İslami üslup ve anlayış üzerine tahliller – 5

Abone Ol

Bu ümmetin evveli ne ile ihya olmuşsa ahiri de onunla ihya olacaktır. Yeni neslin gidişatı İslami ve tevhidi açıdan yeniden kılavuz perspektiflere ve rehberi mefkûrelere ihtiyaç duymaktadır. İslami bir kimlik ve kişiliğin yeni nesil tarafından da kuşanılması amacıyla, İslam’ın ve Tevhidin nasıl anlaşılması gerektiği üzerine anlayış ve üsluba dair tahliller gerekiyor. Selef-i Salihinin yolunda izler aramak icap ediyor. Fabrika ayarları her zaman en iyi çıkış yoludur.

TEORİK VE PRATİK PROGRAMDA İNTİBAK OLMALIDIR

Teorik olsun, pratik olsun, yapılacak programlarda, intibak, uyum, değişim ve terakki gibi hususların meydana gelip gelmediğine dikkat edilmelidir.

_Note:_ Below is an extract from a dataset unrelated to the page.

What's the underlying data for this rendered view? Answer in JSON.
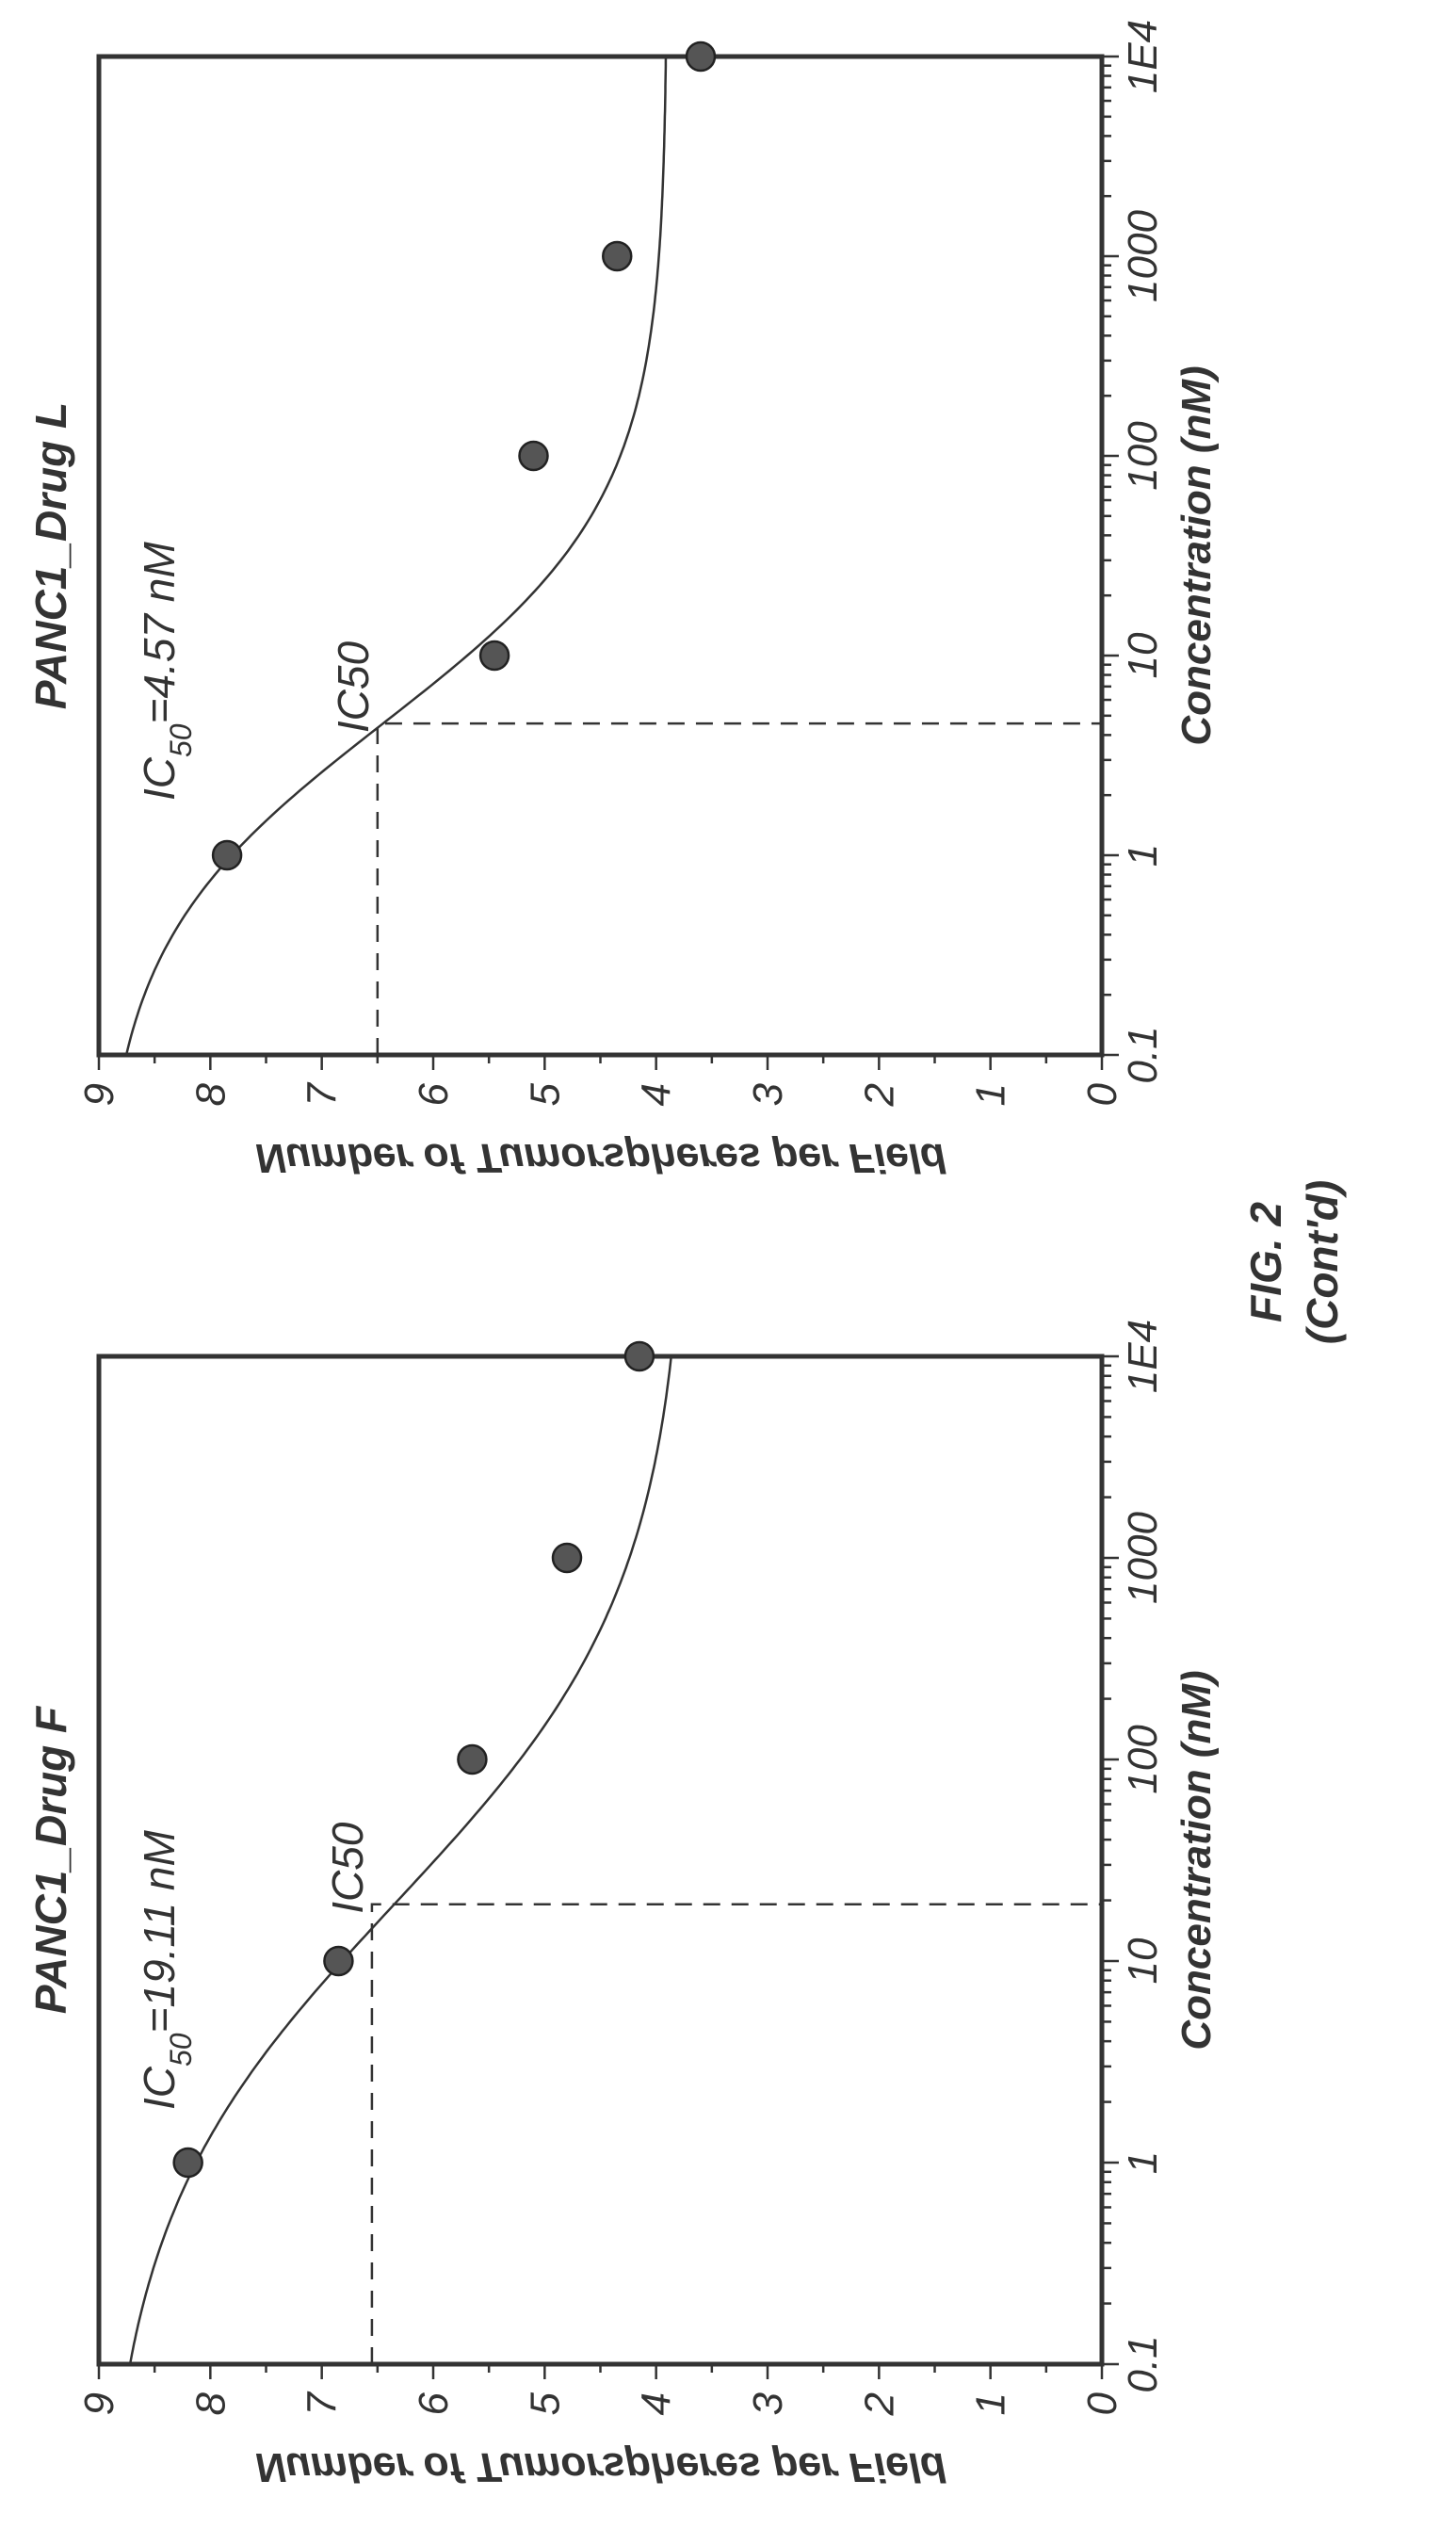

Yapılacak program, insan ve siyasi, sosyal, kültürel atmosfer ile ilişkiler, mevcut düzen, zamanlama gibi unsurlar hesaba katılarak aşamalı olarak proje pratize edilir. Bunu yapmak projenin iskeletini ortaya koymaktır. İskeletin eti, canı ise; hedeflenen amaçlar, bundaki niyet, görüş, yöntem ve stillerdir. Yapılan işin hakimi olmak lazımdır.

Organizasyon; insan psikolojisi ile alış verişi, taktikleri, mücadele kurallarını, yapılanma programlarını ve görevlendirmeler gibi konuları ihtiva ediyor.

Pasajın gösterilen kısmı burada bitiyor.